I've only suggest cucumber is extreme cases, and even then with caution, and not before mentioning Spinach as an alternative. https://github.com/codegram/spinach
Spinach operates with plain old ruby objects. They fix the two weakness of cucumber: Step maintainability & Step reusability.
That said, I seldomly use either, because I can easily write the same under one house with RSpec.
I have not read the book, but I respectfully disagree teaching a testing methodology should err towards over-testing. Your testing process should intelligently focus on the areas that most benefit from it, such as business domain logic, avoiding the pitfall of trying to cover e.g. your entire UI codebase.
No, but I should write one. Broadly speaking, I think test coverage in the real world, as practiced by effective programmers, is variable. One must use judgement to decide the appropriate level of test coverage. There are so many factors in making that judgement however that it's hard to distill.

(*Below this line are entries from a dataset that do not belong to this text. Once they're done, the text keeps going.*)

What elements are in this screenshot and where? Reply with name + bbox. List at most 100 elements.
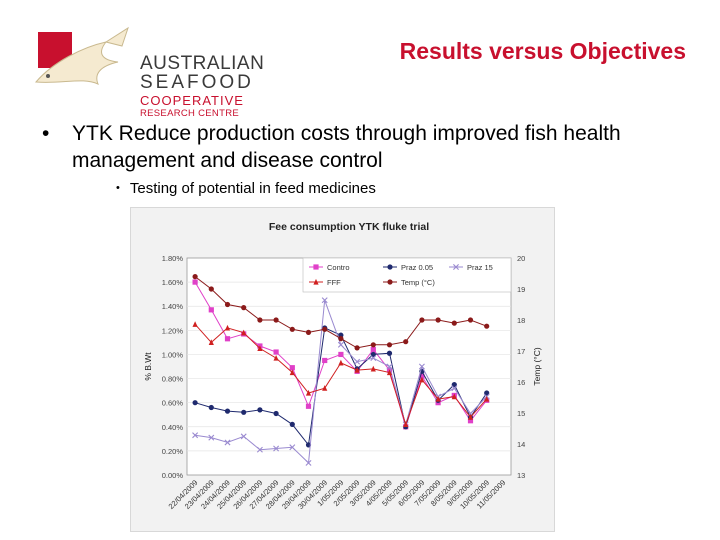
series-4-point [224,324,231,331]
y2-axis-label: Temp (°C) [532,347,542,386]
series-3-point [289,444,296,451]
y-tick-label: 0.60% [162,399,184,408]
y2-tick-label: 17 [517,347,525,356]
y-tick-label: 1.40% [162,302,184,311]
series-4-point [354,367,360,373]
series-3-point [386,363,393,370]
series-4-point [273,354,279,361]
series-1-point [224,336,231,342]
series-5-point [338,336,344,342]
series-2-point [241,409,247,415]
series-5-point [224,301,231,308]
series-1-point [322,357,328,364]
bullet-dot-icon: • [42,122,50,145]
series-5-point [484,323,490,329]
series-1-point [273,349,279,355]
series-1-point [289,365,295,371]
logo-line-2: SEAFOOD [140,72,254,93]
series-2-point [484,390,490,396]
y2-tick-label: 20 [517,254,525,263]
series-1-point [208,307,214,313]
y-axis-label: % B.Wt [143,352,153,381]
line-chart: Fee consumption YTK fluke trial 0.00% 0.20… [143,221,542,511]
series-4-point [435,395,441,402]
series-4-point [241,329,247,336]
series-3-point [192,432,199,439]
series-5-point [370,342,376,348]
y-tick-label: 1.60% [162,278,184,287]
series-5-point [467,317,474,323]
series-4-point [289,369,295,376]
series-5-point [419,317,425,323]
series-4-point [403,421,409,427]
y2-tick-label: 13 [517,471,525,480]
y-tick-label: 1.80% [162,254,184,263]
legend-5-point [387,279,393,285]
series-3-point [256,446,263,453]
fish-logo-icon [34,26,129,85]
y-tick-label: 0.00% [162,471,184,480]
series-1-point [419,373,425,379]
y-tick-label: 0.20% [162,447,184,456]
series-2-point [224,408,231,414]
series-2-point [273,410,279,417]
series-4-point [338,359,344,366]
series-2-point [257,407,263,413]
legend-box [302,257,512,293]
series-2-point [451,381,457,388]
y-tick-label: 1.20% [162,326,184,335]
legend-label: Temp (°C) [401,278,435,287]
series-3-point [321,297,328,304]
series-4-point [386,369,393,376]
series-5-point [208,286,214,292]
series-5-point [192,274,198,280]
series-4-point [208,339,214,345]
series-5-point [322,326,328,332]
series-1-point [305,403,312,409]
bullet-sub-text: Testing of potential in feed medicines [129,180,376,197]
series-3-point [337,341,344,348]
legend-label: Praz 15 [467,263,493,272]
bullet-dot-icon: • [116,182,120,194]
y2-tick-label: 19 [517,285,525,294]
series-1-point [467,418,474,424]
series-5-point [451,320,457,326]
legend-label: Praz 0.05 [401,263,433,272]
series-3-point [273,445,280,452]
y2-tick-label: 16 [517,378,525,387]
series-4-point [305,389,312,396]
series-4-point [451,393,457,400]
y-tick-label: 1.00% [162,350,184,359]
series-4-point [257,345,263,352]
series-5-point [386,342,393,348]
legend-label: Contro [327,263,350,272]
series-5-point [289,326,295,332]
series-3-point [240,433,247,440]
series-4-point [322,385,328,391]
legend-label: FFF [327,278,341,287]
chart-panel: Fee consumption YTK fluke trial 0.00% 0.20… [130,207,555,532]
logo-line-4: RESEARCH CENTRE [140,108,239,119]
series-5-point [435,317,441,323]
y2-tick-label: 15 [517,409,525,418]
bullet-main-text: YTK Reduce production costs through impr… [72,122,621,172]
series-2-point [192,400,198,406]
y2-tick-label: 14 [517,440,525,449]
series-3-point [224,439,231,446]
series-4-point [192,321,198,327]
legend-4-point [313,278,319,285]
series-5-point [257,317,263,323]
bullet-main: • YTK Reduce production costs through im… [42,120,662,174]
y-tick-label: 0.40% [162,423,184,432]
series-5-point [273,317,279,323]
series-3-point [451,385,458,392]
series-2-point [208,404,214,411]
legend-2-point [387,264,393,270]
y-tick-label: 0.80% [162,375,184,384]
series-3-point [354,358,361,365]
series-4-point [484,395,490,402]
logo-line-1: AUSTRALIAN [140,53,265,74]
series-4-point [370,365,376,372]
series-2-point [370,351,376,358]
legend-1-point [313,264,319,270]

The primary heuristic I look for is "Do I have enough tests that I can be reasonably sure these tests will fail if I break the code". That is the fundamental question! This is different than the RSpec books' approach which is more dogmatic and highly structured (you need to test every function, every entry point, pretty much every single thing). The thing is, the RSpec book approach does work! It works better in fact! It also is a colossal waste of time. I'd write tests like that if I was writing a trading platform for the NYSE, but almost no one does that sort of work.
Since I'm in the midst of writing a book (shameless plug http://exploringelasticsearch.com ) I don't have time to writ e that post unfortunately.
Your post makes me feel like you're missing the point of BDD.
The point of BDD isn't to "stop breaking the code". I think "coders" value "code" too much.
The point of BDD is to build understanding of the problem you're solving by enumerating behavioral ambiguities/edge cases up front, before you've invested time and emotion into a particular code approach.
You're using testable _behavior_ to drive the development of your code. More simply - test first, code second. Having a regression suite is a cool side effect.
Of course, this is just how it's "supposed to work." In real life YMMV. Whether or not you think there's much value in that methodology is another story - but if you are going to dismiss something, you have to dismiss it based on a relevant metric.
Yes, you have just regurgitated the rhetoric. But there are a lot of problems which the enumeration you describe is simply the wrong way to build understanding.
Basically, test the heck out of your domain model layer, and then do full stack acceptance tests above that to simulate the user using the app. If it's a web app use something like Capybara, if its a terminal app or some other interface, simulate that appropriately with some other kind of integration test.
The Rspec Book. Even though it advocates Cucumber (I kind of ignored that part), it really explains how to think about tests. How to approach unit tests, integration tests, and testing behavior not implementation. I don't write Ruby code or Ruby Specs, and I found the code and the book completely applicable to PHP and JavaScript testing.
I could be wrong, but the op was asking for a book recommendation beyond the Rspec book, because the root message of this thread says: "The Rspec book is a load of crap."
this is true in general. most internet noise comes from a vocal minority - being part of a vocal minority usually correlates to lack of skill and knowledge and not the other way around :/
That said, almost every rails project I've worked on has had the cucumber gem included at some point, just not actively used.
IMHO the vocal Rails community puts too much emphasis on testing. I write tests for my code, but not as many as some would like. The RSpec book in particular is a gigantic load of crap. And I say this as a fan of comprehensive tests! The ridiculous lengths that book goes through in testing that codebreaker game are so detached from reality it makes my head hurt.